Wichtig wird es dabei sein, die jederzeitige Möglichkeit gewalttätiger Auseinandersetzungen unter Zugrundelegung entsprechender Lagebeurteilungen der Polizeibehörden darzulegen. Dabei werden auch Prognosen von bisherigen Auseinandersetzungen auf die Zukunft maßgeblich sein. Wichtig wird auch sein, zur Gefahr für außerhalb verfeindeter Gruppen unbeteiligte Dritte Stellung zu nehmen.

Zudem muss belegt werden, dass gerade das uniformierte Auftreten in der Öffentlichkeit darauf abzielt, rivalisierende Gruppierungen zu provozieren.

Demgegenüber wird der Frage des überwiegenden Interesses im Rahmen der Interessenabwägung keine solchermaßen herausgehobene Bedeutung zukommen. Denn das mit der Allgemeinverfügung verfolgte öffentliche Interesse, den Eintritt von Schäden an Leben und Gesundheit von Menschen zu verhindern, überwiegt das Interesse der Betroffenen ihre "Kutte" bei einem Einzelereignis zu tragen, klar. Dies sollte mit Hinweisen auf die Dauer und den räumlichen Bereich des Verbots klar zum Ausdruck gebracht werden.
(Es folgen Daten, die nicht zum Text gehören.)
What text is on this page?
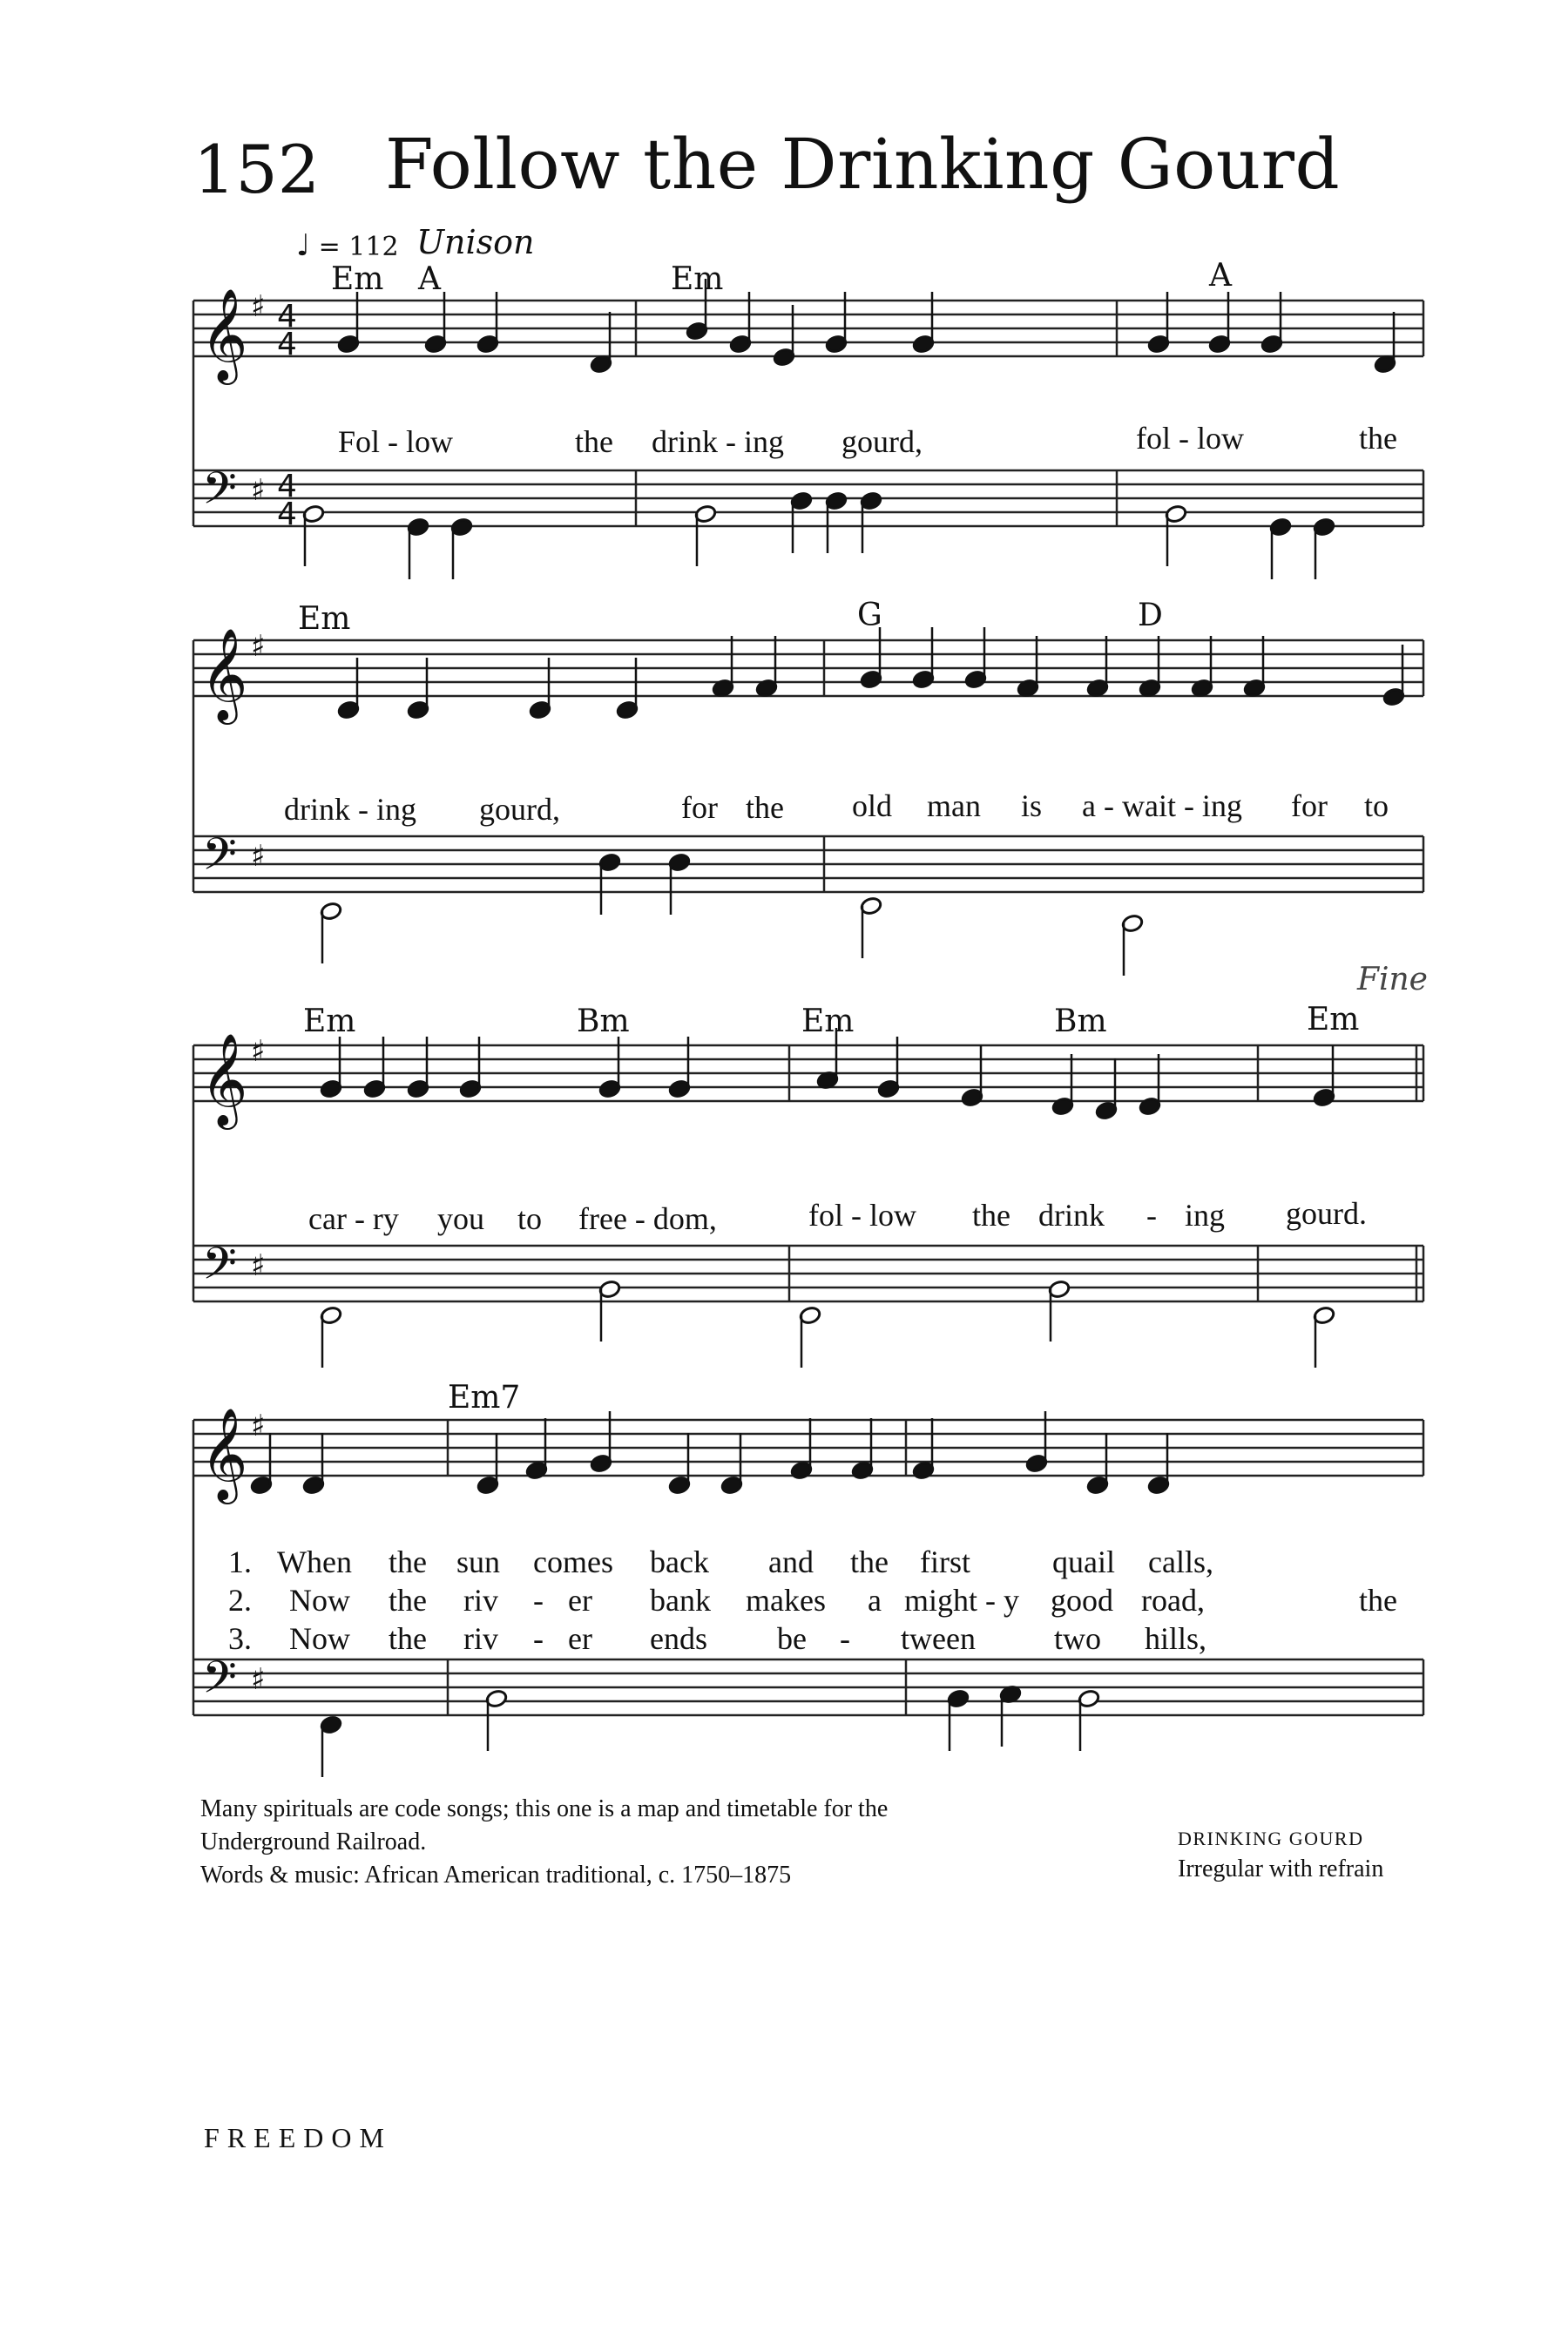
152 Follow the Drinking Gourd
♩ = 112 Unison
Fine
Em A	Em	A
Em	G	D
Em	Bm	Em	Bm	Em
Em7
𝄞
𝄢
♯
♯
4
4
4
4
𝄞
𝄢
♯
♯
𝄞
𝄢
♯
♯
𝄞
𝄢
♯
♯
Fol - low	the drink - ing gourd,	fol - low	the
drink - ing gourd,	for the old man is a - wait - ing for to
car - ry you to free - dom,	fol - low the drink - ing gourd.
1. When the sun comes back and the first	quail calls,
2. Now the riv - er bank makes a might - y good road,	the
3. Now the riv - er ends be - tween	two hills,
Many spirituals are code songs; this one is a map and timetable for the
Underground Railroad.
Words & music: African American traditional, c. 1750–1875
DRINKING GOURD
Irregular with refrain
FREEDOM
Soweit nach der aktuellen Rechtsprechung des BGH zur mangelnden Strafbarkeit des Tragens von "Rocker-Kutten" im Verfahren Einwendungen von den Betroffenen erhoben werden sollten, ist dies unerheblich. Dass das Tragen einer "Rocker-Kutte" nicht strafbar ist, bedeutet nicht, dass dieses nicht zu Zwecken der Gefahrenabwehr untersagt werden könnte. So hat auch der Bundesgerichtshof hat darauf hingewiesen, dass gleichwohl das Tragen einer "Kutte" mit den entsprechenden Kennzeichen unter bestimmten Voraussetzungen polizeirechtlich verboten sein kann (vgl. BGH, Urteil vom 9. Juli 2015 - 3 StR 33/13 -, Pressemitteilung Nr. 113/2015)

Die Entscheidung wird ggf. auch für andere Bereiche des Soziallebens, in dem durch uniformierte Kleidung gekennzeichnete Gruppen auftreten, nutzbar gemacht werden können. Das gilt neben Fußballveranstaltungen, die zunehmend von aggressiven, miteinander verfeindeten Fan“-gruppen gekennzeichnet sind, ggf. auch für Zusammenrottungen/Ansammlungen von ausländerfeindlichen Gruppierungen, die durch einheitliche Bekleidung, Bewaffnung etc. ein Bedrohungspotential entwickeln.